If the album sags toward the end, blame the string of bland, forgettable tunes. The title track showcases Bays’s impressively odd range but suffers from lethargic and boring instrumentation. Usually the filler songs, like “Shame on You,” are spread throughout a solid album, but they seem to be stapled to the end of Elevator. If the album were cut a tad shorter, it could stand as a stellar example of Heat’s explosive dance-punk.

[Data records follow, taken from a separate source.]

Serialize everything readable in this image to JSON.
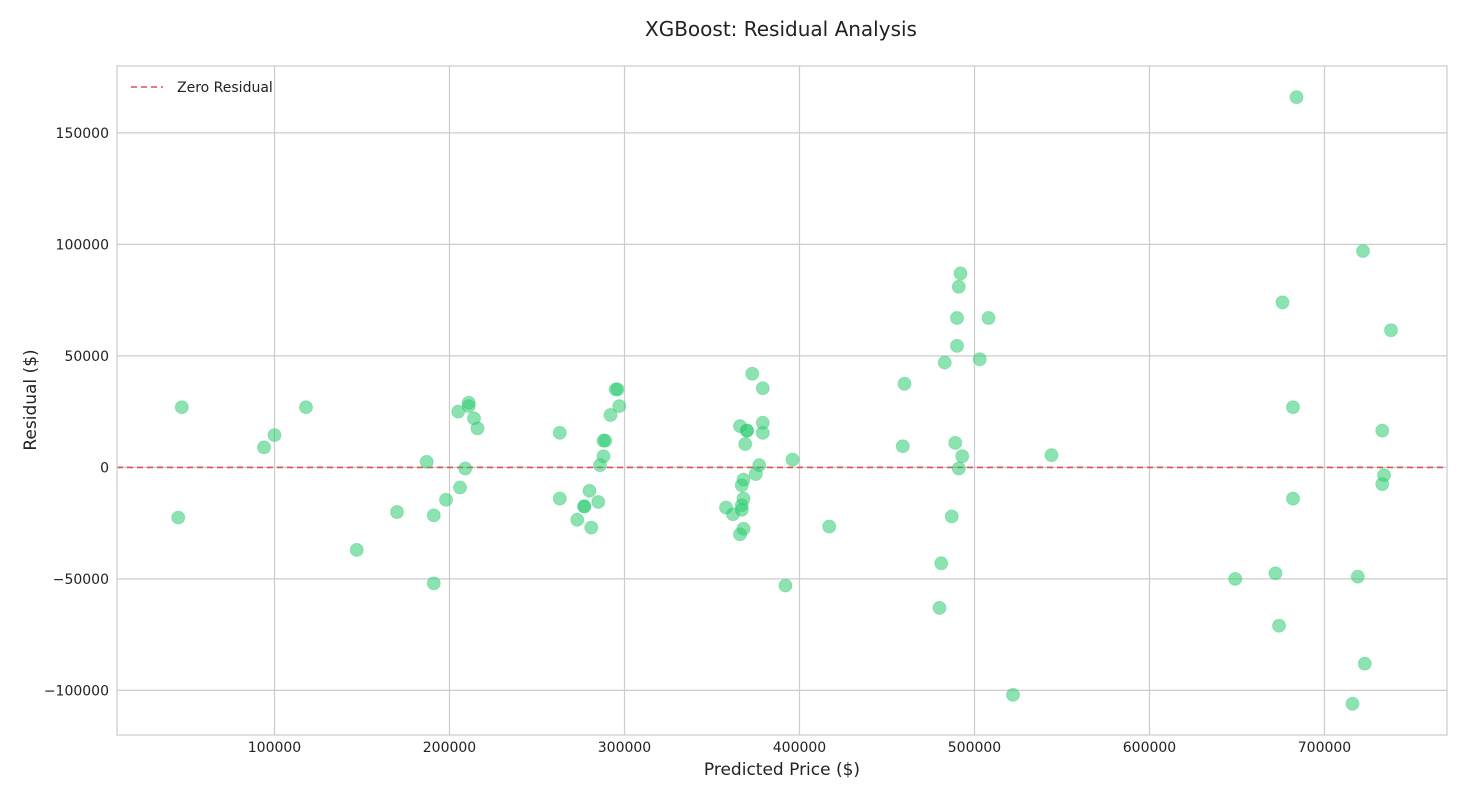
{
  "chart_data": {
    "type": "scatter",
    "title": "XGBoost: Residual Analysis",
    "xlabel": "Predicted Price ($)",
    "ylabel": "Residual ($)",
    "xlim": [
      10000,
      770000
    ],
    "ylim": [
      -120000,
      180000
    ],
    "xticks": [
      100000,
      200000,
      300000,
      400000,
      500000,
      600000,
      700000
    ],
    "yticks": [
      -100000,
      -50000,
      0,
      50000,
      100000,
      150000
    ],
    "xtick_labels": [
      "100000",
      "200000",
      "300000",
      "400000",
      "500000",
      "600000",
      "700000"
    ],
    "ytick_labels": [
      "−100000",
      "−50000",
      "0",
      "50000",
      "100000",
      "150000"
    ],
    "grid": true,
    "legend": {
      "position": "top-left",
      "entries": [
        "Zero Residual"
      ]
    },
    "reference_line": {
      "y": 0,
      "label": "Zero Residual",
      "style": "dashed",
      "color": "#d9534f"
    },
    "point_color": "#2ecc71",
    "point_alpha": 0.55,
    "series": [
      {
        "name": "Residuals",
        "x": [
          47000,
          45000,
          94000,
          100000,
          118000,
          147000,
          170000,
          187000,
          191000,
          191000,
          198000,
          205000,
          206000,
          209000,
          211000,
          211000,
          214000,
          216000,
          263000,
          263000,
          273000,
          277000,
          277000,
          280000,
          281000,
          285000,
          286000,
          288000,
          288000,
          289000,
          292000,
          295000,
          296000,
          297000,
          358000,
          362000,
          366000,
          366000,
          367000,
          367000,
          367000,
          368000,
          368000,
          368000,
          369000,
          370000,
          370000,
          373000,
          375000,
          377000,
          379000,
          379000,
          379000,
          392000,
          396000,
          417000,
          459000,
          460000,
          480000,
          481000,
          483000,
          487000,
          489000,
          490000,
          490000,
          491000,
          491000,
          492000,
          493000,
          503000,
          508000,
          522000,
          544000,
          649000,
          672000,
          674000,
          676000,
          682000,
          682000,
          684000,
          716000,
          719000,
          722000,
          723000,
          733000,
          733000,
          734000,
          738000
        ],
        "y": [
          27000,
          -22500,
          9000,
          14500,
          27000,
          -37000,
          -20000,
          2500,
          -21500,
          -52000,
          -14500,
          25000,
          -9000,
          -500,
          27500,
          29000,
          22000,
          17500,
          15500,
          -14000,
          -23500,
          -17500,
          -17500,
          -10500,
          -27000,
          -15500,
          1000,
          12000,
          5000,
          12000,
          23500,
          35000,
          35000,
          27500,
          -18000,
          -21000,
          18500,
          -30000,
          -8000,
          -17000,
          -19000,
          -14000,
          -27500,
          -5500,
          10500,
          16500,
          16500,
          42000,
          -3000,
          1000,
          35500,
          20000,
          15500,
          -53000,
          3500,
          -26500,
          9500,
          37500,
          -63000,
          -43000,
          47000,
          -22000,
          11000,
          54500,
          67000,
          -500,
          81000,
          87000,
          5000,
          48500,
          67000,
          -102000,
          5500,
          -50000,
          -47500,
          -71000,
          74000,
          -14000,
          27000,
          166000,
          -106000,
          -49000,
          97000,
          -88000,
          16500,
          -7500,
          -3500,
          61500
        ]
      }
    ]
  }
}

The shot-in-the-foot departure of Decaro challenged the band to find a replacement that could translate the bounciness of Elevator to the stage as Hot Hot Heat begins touring. Luke Paquin enticed them enough to fill the spot permanently. He’s got his work cut out for him, though — especially considering that Elevator is weighted with note-for-note guitar burps that follow Bays’s vocals. This, coupled with the band’s pilgrimage to major-label land may raise concern over Hot Hot Heat’s integrity. Yet Elevator, despite a lengthy delay, packs enough pop punch and XTC guitars to satisfy even the most skeptical members of the peanut gallery.

Hot Hot Heat may be tagged with the responsibility of repopularizing the dance-punk genre, but it’s clear that Elevator also borrows from the song-structure of artists like Elvis Costello. What’s more, Hot Hot Heat take these less applicable influences and fuse them into a catchy-ass pop song. And in a musical environment wrought with talentless postmodern copycat clones, Hot Hot Heat refuse to become lumped in with the dregs of the scene. Elevator is one happy chorus ahead of the dance-hall pack — and this is the best direction it could’ve taken.